Heryn, during that ride home, had said the horsemen whose sign they had seen near Ravenʼs Knob might have been nothing more sinister than his own rangers, going about their ordinary business and keeping out of sight.
Then where are Emwyʼs young men? he had asked Heryn plainly, himself, and Heryn, always ready with an answer, had said they were in fact hunting outlaws, that Emwy district had indeed lost numerous sheep, and that the prince was entirely mistaken and misled if he thought there was possibly aught amiss in Emwy.
That meant that the prince, the Lord Commander, and his company had foolishly panicked at the sign of friendly Amefin rangers, that they had fled those friendly forces in confusion, and outlaws outlaws, where supposedly Herynʼs rangers were thick! had shot and slung from ambush, killing the princeʼs men, for which they would pay so Heryn Aswydd swore.
The bedside candle, aromatic with herbs, not holy oil, broke a waxen dam at its crest and sent a puddle down the candlestick and down again to the catch-pan beneath it. The puddle glowed like the sleeperʼs skin, pale, damp, flawless.
Heryn had implied, by what he had said, that the prince and the Lord Commander of the Princeʼs Guard, who, himself, had led His Majestyʼs forces in border skirmishes before this, were fools, starting at shadows.
Or Heryn thought to this very moment that the prince and his Lord Commander were fools to be tricked by shadows.
Shadows of which Amefel had many, many, in its secret nooks and clandestine observances and in its ancient alliance with the Silver Tower. Maurylʼs tower, as men had called it since the Sihh kings died.
Heryn thought the prince did not delve into such secrets. Heryn thought the Marhanen prince, out of Guelen territory, sanctified by the Quinalt, had no conduit to such strange wells as Heryn Aswydd drank from in his countryish meanderings. But the prince had had Emuin for a tutor, the prince had learned enough to safeguard himself from pretenders to Emuinʼs craft and the prince, more lettered in many respects than Heryn Aswydd, he would wager, was not complacent or blind.
The prince wondered, for instance, considering the luxury hereabouts which did not find its way to royal coffers, where Heryn had found the means. The polished stone oh, well, there were quarries. The carvings, to be sure the artisans of Amefel were skilled, if heretic, and the patterns traditional to the region wereornate, and devoid of symbols nowadays that might offend the Quinalt, whose local patriarch had such carvings in his own residence, set in gold and pearls, of course. One wondered with what hire Heryn bought them, or where the gold flowed before and after.

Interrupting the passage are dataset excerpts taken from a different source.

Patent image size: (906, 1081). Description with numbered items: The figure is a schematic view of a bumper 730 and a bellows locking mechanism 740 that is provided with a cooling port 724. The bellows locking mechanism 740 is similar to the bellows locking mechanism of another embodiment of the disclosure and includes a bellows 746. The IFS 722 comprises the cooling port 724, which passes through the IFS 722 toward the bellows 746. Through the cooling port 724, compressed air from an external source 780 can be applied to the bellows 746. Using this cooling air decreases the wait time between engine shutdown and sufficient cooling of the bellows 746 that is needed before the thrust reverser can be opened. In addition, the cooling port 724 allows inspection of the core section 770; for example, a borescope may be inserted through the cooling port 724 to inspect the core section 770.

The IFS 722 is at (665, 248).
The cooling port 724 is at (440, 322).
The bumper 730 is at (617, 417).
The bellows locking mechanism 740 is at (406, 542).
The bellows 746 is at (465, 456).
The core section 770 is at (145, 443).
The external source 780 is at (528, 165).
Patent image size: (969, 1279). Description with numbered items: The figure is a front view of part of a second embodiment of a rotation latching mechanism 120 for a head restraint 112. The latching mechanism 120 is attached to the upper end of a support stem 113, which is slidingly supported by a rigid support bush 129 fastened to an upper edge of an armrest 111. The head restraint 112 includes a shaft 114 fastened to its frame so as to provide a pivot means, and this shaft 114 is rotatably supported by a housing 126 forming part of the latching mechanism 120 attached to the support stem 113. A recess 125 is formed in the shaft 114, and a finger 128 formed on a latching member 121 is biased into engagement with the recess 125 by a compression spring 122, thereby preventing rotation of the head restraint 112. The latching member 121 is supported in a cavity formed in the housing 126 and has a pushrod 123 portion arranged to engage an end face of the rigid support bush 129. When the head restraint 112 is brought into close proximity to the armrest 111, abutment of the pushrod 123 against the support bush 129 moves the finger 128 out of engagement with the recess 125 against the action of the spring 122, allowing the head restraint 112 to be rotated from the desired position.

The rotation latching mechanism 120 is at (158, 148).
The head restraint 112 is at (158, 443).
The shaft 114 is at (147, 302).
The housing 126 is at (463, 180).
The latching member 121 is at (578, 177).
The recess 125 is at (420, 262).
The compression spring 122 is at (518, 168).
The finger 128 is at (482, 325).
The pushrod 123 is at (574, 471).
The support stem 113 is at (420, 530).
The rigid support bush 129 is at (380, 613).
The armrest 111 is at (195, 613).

The Sihh kings had hoards unfound they said. The Sihh kings had had means to call it out of the sea or less savory places.
The Sihh kings had had such wealth as Heryn used Heryn, who might, like the Elwynim, have a little of that ancient, chancy blood in his veins, as he had such ancient, chancy connections to various villages of Emwyʼs sort, hung about with curious charms and observing strange festivals regarding straw men and old stones.
Heryn appeared to tax the villages white and a Marhanen prince was not certain, with all the work of his accountants, whether that appearance was as simple as even the second set of accounts showed, or whether there was a reason villagers were to this day more ready to cut the throat of the hated Marhanen than they were to overthrow Aswydd taxes. Treasure trove was due the Crown but one could prove nothing in the damned books. Heryn appeared to pay his taxes. Amefel appeared to be richer than its fields.